Nun tauchte der Geistergrund auf. Die niederen Erlen und Weiden zogen sich am schwarzen Graben entlang, eine hohe Ulme ragte über sie hinweg. Unter ihr sollten der Pilz und die Schlange gesehen worden sein. Und links von ihr, ein Stückchen vom Bachrande weg, war die Judasweide.

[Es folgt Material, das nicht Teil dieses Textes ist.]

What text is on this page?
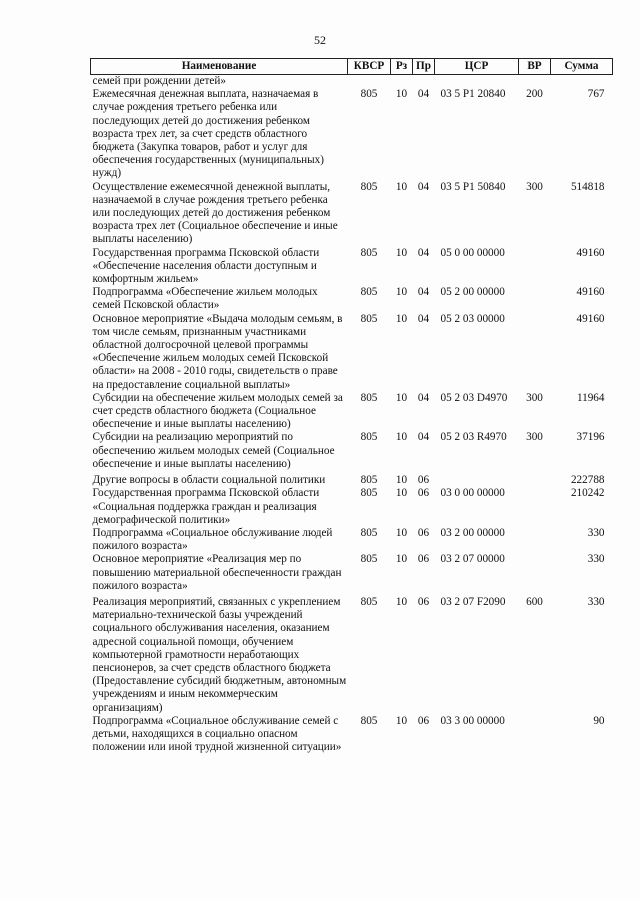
52
Наименование	КВСР	Рз	Пр	ЦСР	ВР	Сумма
семей при рождении детей»						
Ежемесячная денежная выплата, назначаемая в случае рождения третьего ребенка или последующих детей до достижения ребенком возраста трех лет, за счет средств областного бюджета (Закупка товаров, работ и услуг для обеспечения государственных (муниципальных) нужд)	805	10	04	03 5 P1 20840	200	767
Осуществление ежемесячной денежной выплаты, назначаемой в случае рождения третьего ребенка или последующих детей до достижения ребенком возраста трех лет (Социальное обеспечение и иные выплаты населению)	805	10	04	03 5 P1 50840	300	514818
Государственная программа Псковской области «Обеспечение населения области доступным и комфортным жильем»	805	10	04	05 0 00 00000		49160
Подпрограмма «Обеспечение жильем молодых семей Псковской области»	805	10	04	05 2 00 00000		49160
Основное мероприятие «Выдача молодым семьям, в том числе семьям, признанным участниками областной долгосрочной целевой программы «Обеспечение жильем молодых семей Псковской области» на 2008 - 2010 годы, свидетельств о праве на предоставление социальной выплаты»	805	10	04	05 2 03 00000		49160
Субсидии на обеспечение жильем молодых семей за счет средств областного бюджета (Социальное обеспечение и иные выплаты населению)	805	10	04	05 2 03 D4970	300	11964
Субсидии на реализацию мероприятий по обеспечению жильем молодых семей (Социальное обеспечение и иные выплаты населению)	805	10	04	05 2 03 R4970	300	37196
Другие вопросы в области социальной политики	805	10	06			222788
Государственная программа Псковской области «Социальная поддержка граждан и реализация демографической политики»	805	10	06	03 0 00 00000		210242
Подпрограмма «Социальное обслуживание людей пожилого возраста»	805	10	06	03 2 00 00000		330
Основное мероприятие «Реализация мер по повышению материальной обеспеченности граждан пожилого возраста»	805	10	06	03 2 07 00000		330
Реализация мероприятий, связанных с укреплением материально-технической базы учреждений социального обслуживания населения, оказанием адресной социальной помощи, обучением компьютерной грамотности неработающих пенсионеров, за счет средств областного бюджета (Предоставление субсидий бюджетным, автономным учреждениям и иным некоммерческим организациям)	805	10	06	03 2 07 F2090	600	330
Подпрограмма «Социальное обслуживание семей с детьми, находящихся в социально опасном положении или иной трудной жизненной ситуации»	805	10	06	03 3 00 00000		90
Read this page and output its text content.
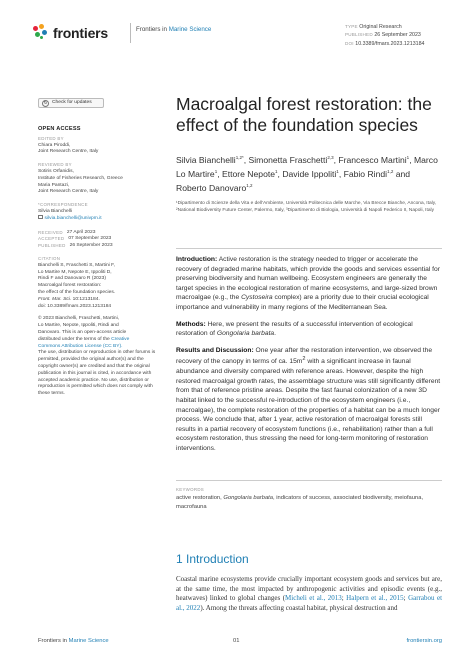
frontiers	Frontiers in Marine Science	TYPE Original Research
PUBLISHED 26 September 2023
DOI 10.3389/fmars.2023.1213184
↻ Check for updates
OPEN ACCESS
EDITED BY
Chiara Piroddi,
Joint Research Centre, Italy
REVIEWED BY
Sotiris Orfanidis,
Institute of Fisheries Research, Greece
Maria Pantazi,
Joint Research Centre, Italy
*CORRESPONDENCE
Silvia Bianchelli
silvia.bianchelli@univpm.it
RECEIVED 27 April 2023
ACCEPTED 07 September 2023
PUBLISHED 26 September 2023
CITATION
Bianchelli S, Fraschetti S, Martini F,
Lo Martire M, Nepote E, Ippoliti D,
Rindi F and Danovaro R (2023)
Macroalgal forest restoration:
the effect of the foundation species.
Front. Mar. Sci. 10:1213184.
doi: 10.3389/fmars.2023.1213184
© 2023 Bianchelli, Fraschetti, Martini,
Lo Martire, Nepote, Ippoliti, Rindi and
Danovaro. This is an open-access article
distributed under the terms of the Creative
Commons Attribution License (CC BY).
The use, distribution or reproduction in other forums is permitted, provided the original author(s) and the copyright owner(s) are credited and that the original publication in this journal is cited, in accordance with accepted academic practice. No use, distribution or reproduction is permitted which does not comply with these terms.
Macroalgal forest restoration: the effect of the foundation species
Silvia Bianchelli$^{1,2*}$, Simonetta Fraschetti$^{2,3}$, Francesco Martini$^1$, Marco Lo Martire$^1$, Ettore Nepote$^1$, Davide Ippoliti$^1$, Fabio Rindi$^{1,2}$ and Roberto Danovaro$^{1,2}$
¹Dipartimento di Scienze della Vita e dell'Ambiente, Università Politecnica delle Marche, Via Brecce Bianche, Ancona, Italy, ²National Biodiversity Future Center, Palermo, Italy, ³Dipartimento di Biologia, Università di Napoli Federico II, Napoli, Italy

Introduction: Active restoration is the strategy needed to trigger or accelerate the recovery of degraded marine habitats, which provide the goods and services essential for preserving biodiversity and human wellbeing. Ecosystem engineers are generally the target species in the ecological restoration of marine ecosystems, and large-sized brown macroalgae (e.g., the Cystoseira complex) are a priority due to their crucial ecological importance and vulnerability in many regions of the Mediterranean Sea.

Methods: Here, we present the results of a successful intervention of ecological restoration of Gongolaria barbata.

Results and Discussion: One year after the restoration intervention, we observed the recovery of the canopy in terms of ca. $15m^2$ with a significant increase in faunal abundance and diversity compared with reference areas. However, despite the high restored macroalgal growth rates, the assemblage structure was still significantly different from that of reference pristine areas. Despite the fast faunal colonization of a new 3D habitat linked to the successful re-introduction of the ecosystem engineers (i.e., macroalgae), the complete restoration of the properties of a habitat can be a much longer process. We conclude that, after 1 year, active restoration of macroalgal forests still results in a partial recovery of ecosystem functions (i.e., rehabilitation) rather than a full ecosystem restoration, thus stressing the need for long-term monitoring of restoration interventions.

KEYWORDS
active restoration, Gongolaria barbata, indicators of success, associated biodiversity, meiofauna, macrofauna
1 Introduction
Coastal marine ecosystems provide crucially important ecosystem goods and services but are, at the same time, the most impacted by anthropogenic activities and episodic events (e.g., heatwaves) linked to global changes (Micheli et al., 2013; Halpern et al., 2015; Garrabou et al., 2022). Among the threats affecting coastal habitat, physical destruction and
Frontiers in Marine Science	01	frontiersin.org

Ich schloss die Augen. Wie ein Wirbel war es in meinem Kopf. Rote Ringe sah ich tanzen, ein brennendes Dorf sah ich, durch das auf schwarzem Ross der tolle Müller ritt. Dicker Schweiss rann mir unterm Hut hervor. Aber vorwärts ging es, immer vorwärts, zuletzt im Trab. Fest hielt ich den Nagel in der Hand. Heinrich strauchelte und fiel hin. Der Hammer entglitt ihm. Er hob ihn auf und packte mich fest am Arm. Unsere Herzen schlugen in rasender Schnelligkeit. Wir gingen immer noch vorwärts.
Da — erst sah ich’s — dann sah’s Heinrich — dann fielen wir auf die Knie —
Aus dem Erlengebüsch trat eine weisse Frau.
Die Frau aus dem Moor — die Frau, die ihr Kleid wäscht —
Wir schrieen laut um Hilfe.
Es war nicht die Frau aus dem Moor. Es war Heinrichs Mutter. Es war unsere Fee.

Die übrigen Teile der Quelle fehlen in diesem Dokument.